Huge nationwide protests erupted once again on President Donald Trump’s second weekend in office. What started out Saturday as a spontaneous demonstration at John F. Kennedy International Airport in New York had spread to airports from coast to coast Sunday, reports CBS News correspondent Jericka Duncan.

On Friday, Mr. Trump ordered all travelers from Iran, Iraq, Libya, Somalia, Sudan, Syria and Yemen to be denied entry to the U.S. for 90 days. He suspended all refugee resettlements for 120 days. Those refugees are often looking for a place to escape persecution or are fleeing war-torn countries. Under the order, Syrian refugees are banned indefinitely. Administration officials now say the ban will no longer apply to green card holders even if they are from one of the seven nations.

Dozens were detained this weekend as they attempted to enter the U.S. Many were not vacationers. The group reportedly included a doctor bound for Harvard University, graduate students and several children.

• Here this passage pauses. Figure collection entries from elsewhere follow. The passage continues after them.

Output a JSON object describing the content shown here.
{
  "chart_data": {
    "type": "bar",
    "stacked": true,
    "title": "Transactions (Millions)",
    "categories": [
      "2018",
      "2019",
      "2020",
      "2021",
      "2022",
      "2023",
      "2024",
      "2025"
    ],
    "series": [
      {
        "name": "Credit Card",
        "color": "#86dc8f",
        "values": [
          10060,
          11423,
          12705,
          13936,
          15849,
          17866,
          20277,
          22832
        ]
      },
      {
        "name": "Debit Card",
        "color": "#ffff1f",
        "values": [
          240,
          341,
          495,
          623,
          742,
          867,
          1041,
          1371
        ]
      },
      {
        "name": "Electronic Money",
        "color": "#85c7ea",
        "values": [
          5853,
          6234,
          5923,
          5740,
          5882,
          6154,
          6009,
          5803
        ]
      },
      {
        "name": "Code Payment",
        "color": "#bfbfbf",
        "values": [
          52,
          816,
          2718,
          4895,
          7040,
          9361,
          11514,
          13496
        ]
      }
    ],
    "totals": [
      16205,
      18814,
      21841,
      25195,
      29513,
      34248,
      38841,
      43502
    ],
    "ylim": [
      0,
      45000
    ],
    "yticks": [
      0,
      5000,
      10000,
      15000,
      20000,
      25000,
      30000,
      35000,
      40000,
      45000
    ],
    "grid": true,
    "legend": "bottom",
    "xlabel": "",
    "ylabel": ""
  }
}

Some the first people ensnared were two Iraqis who had reportedly received asylum for assisting the U.S. military during the Iraq War. One of the men was released from JFK after members of Congress intervened.

One mother, a green card holder from Syria, was detained in Dallas.

“The ones with the visas, they’re all on the floor. They’re tired. They’re all on the floor, and they’re treating them really bad,” her daughter, Mariam Yasin, said.

A 5-year old Iranian boy was held at Washington Dulles International Airport for more than four hours before finally being reunited with his mother.

Immigration lawyers said Mr. Trump’s executive order had thrown airports into disarray.

“There’s really very little to no warning when folks are going to get released,” Steve Golden, one of the attorneys who volunteered his services, said. “So it’s making it very confusing, very difficult.”

As the protests mounted, federal judges in four states temporarily blocked immigration officials from expelling travelers who had permission to be in the country.

But Mr. Trump’s ban on refugees remains in effect as officials review the screening process. The Obama administration had approved about 80 percent of refugee applications.

“When you get a green card, when you get a visa, this is not a five-minute thing,” Golden said. “This is not a very quick, you know, fill a form and check a box. There is an extreme vetting process.”

The American Civil Liberties Union, one of the groups challenging the president’s executive order, said it had reportedly received about $24 million in online donations since Saturday. The group typically raises $4 million online in a single year.